McKinsey a averti que si l'embauche d'entrée de gamme continuait de ralentir – que ce soit pour des rôles professionnels exposés à une AI ou pour les types d'emplois à moins qualifiés qui donnent souvent aux diplômés leur début – les organisations ont risqué de laisser des lacunes dans leur future effectif. « Une fois que ce pipeline se casse, il est difficile de reconstruire », a-t-il déclaré.
Éviter cela signifiait investir dans la gestion du changement, repenser la conception de l'emploi, la reskilling et la formation et la création de la capacité interne pour s'adapter en continu, a écrit les auteurs du blog. « Surtout, cela signifie également identifier les tâches les mieux automatisées – et qui ont besoin de créativité humaine, de jugement et de relations », a-t-il ajouté.
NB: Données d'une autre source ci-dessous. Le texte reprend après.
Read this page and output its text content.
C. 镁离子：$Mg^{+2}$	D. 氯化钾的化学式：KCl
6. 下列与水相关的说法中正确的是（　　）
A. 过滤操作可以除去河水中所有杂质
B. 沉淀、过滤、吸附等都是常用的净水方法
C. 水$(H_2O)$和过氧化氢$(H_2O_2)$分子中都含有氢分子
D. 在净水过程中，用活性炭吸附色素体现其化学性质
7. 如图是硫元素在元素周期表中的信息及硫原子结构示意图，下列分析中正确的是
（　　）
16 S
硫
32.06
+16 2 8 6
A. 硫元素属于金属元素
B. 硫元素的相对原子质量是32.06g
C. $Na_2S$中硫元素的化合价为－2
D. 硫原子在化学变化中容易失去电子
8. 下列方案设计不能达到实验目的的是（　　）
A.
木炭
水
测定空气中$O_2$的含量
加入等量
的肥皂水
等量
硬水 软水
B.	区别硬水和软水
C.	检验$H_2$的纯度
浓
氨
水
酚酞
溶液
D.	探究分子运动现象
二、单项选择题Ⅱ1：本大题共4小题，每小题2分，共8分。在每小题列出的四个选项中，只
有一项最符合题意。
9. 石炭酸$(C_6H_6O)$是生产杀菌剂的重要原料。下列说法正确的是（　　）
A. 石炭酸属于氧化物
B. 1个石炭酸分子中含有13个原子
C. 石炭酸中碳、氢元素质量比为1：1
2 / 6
Il était important de continuer à investir dans des talents en début de carrière, car ces embauches façonneraient les stratégies, la culture et la compétitivité de l'IA de demain. «Cela nécessite un changement dans l'état d'esprit: traiter les rôles diplômés et juniors non pas comme des coûts à court terme, mais en tant qu'actifs à long terme», a indiqué le poste.